I mercati sono ora in fase di stallo, con ogni asset class in attesa di un singolo documento che ne determini la direzione.

$BTC is going up.

S&P 500 is going down.

I like this. pic.twitter.com/SKFo2k2POe

— Ted (@TedPillows) August 17, 2026

Perché l’S&P 500 è sceso mentre Bitcoin è salito

Bitcoin si è mosso in direzione completamente opposta. Il token ha registrato un aumento di circa il 2%, passando dalla chiusura del fine settimana vicino a $62.800 fino a $63.000, con un movimento verso livelli sopra i $64.000.

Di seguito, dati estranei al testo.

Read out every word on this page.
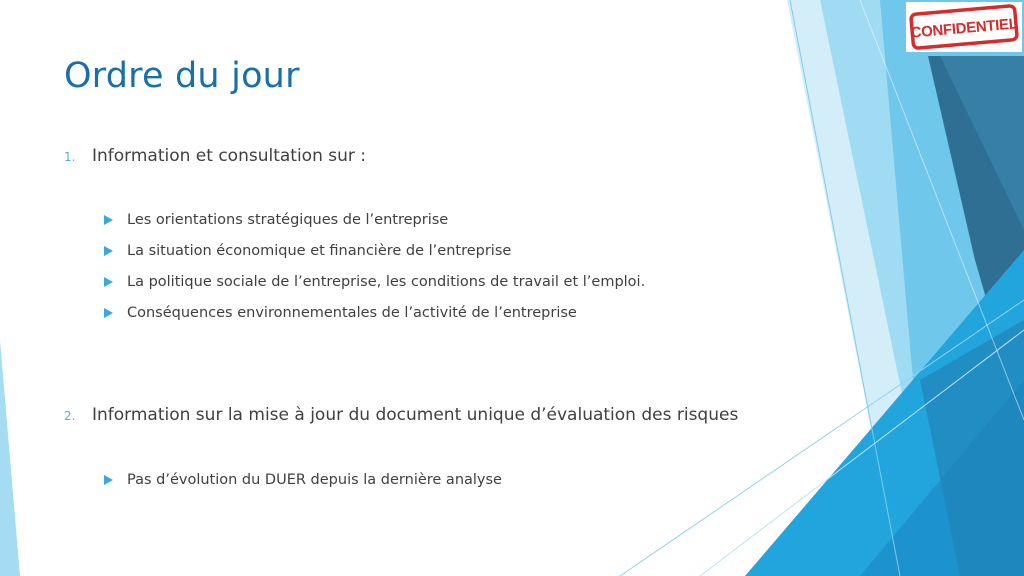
CONFIDENTIEL
Ordre du jour
1. Information et consultation sur :
Les orientations stratégiques de l’entreprise
La situation économique et financière de l’entreprise
La politique sociale de l’entreprise, les conditions de travail et l’emploi.
Conséquences environnementales de l’activité de l’entreprise
2. Information sur la mise à jour du document unique d’évaluation des risques
Pas d’évolution du DUER depuis la dernière analyse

La rotazione di capitali verso asset alternativi più rischiosi aiuta a spiegare questa forza. Anche i trader hanno prezzato la possibilità che i verbali abbiano un tono accomodante, o perlomeno evitino un’impostazione troppo aggressiva.

La correlazione tra Bitcoin e i mercati azionari è rimasta variabile per tutto il 2026. In questa sessione, ha funzionato più come un porto relativamente sicuro, mentre le azioni hanno subito prese di profitto.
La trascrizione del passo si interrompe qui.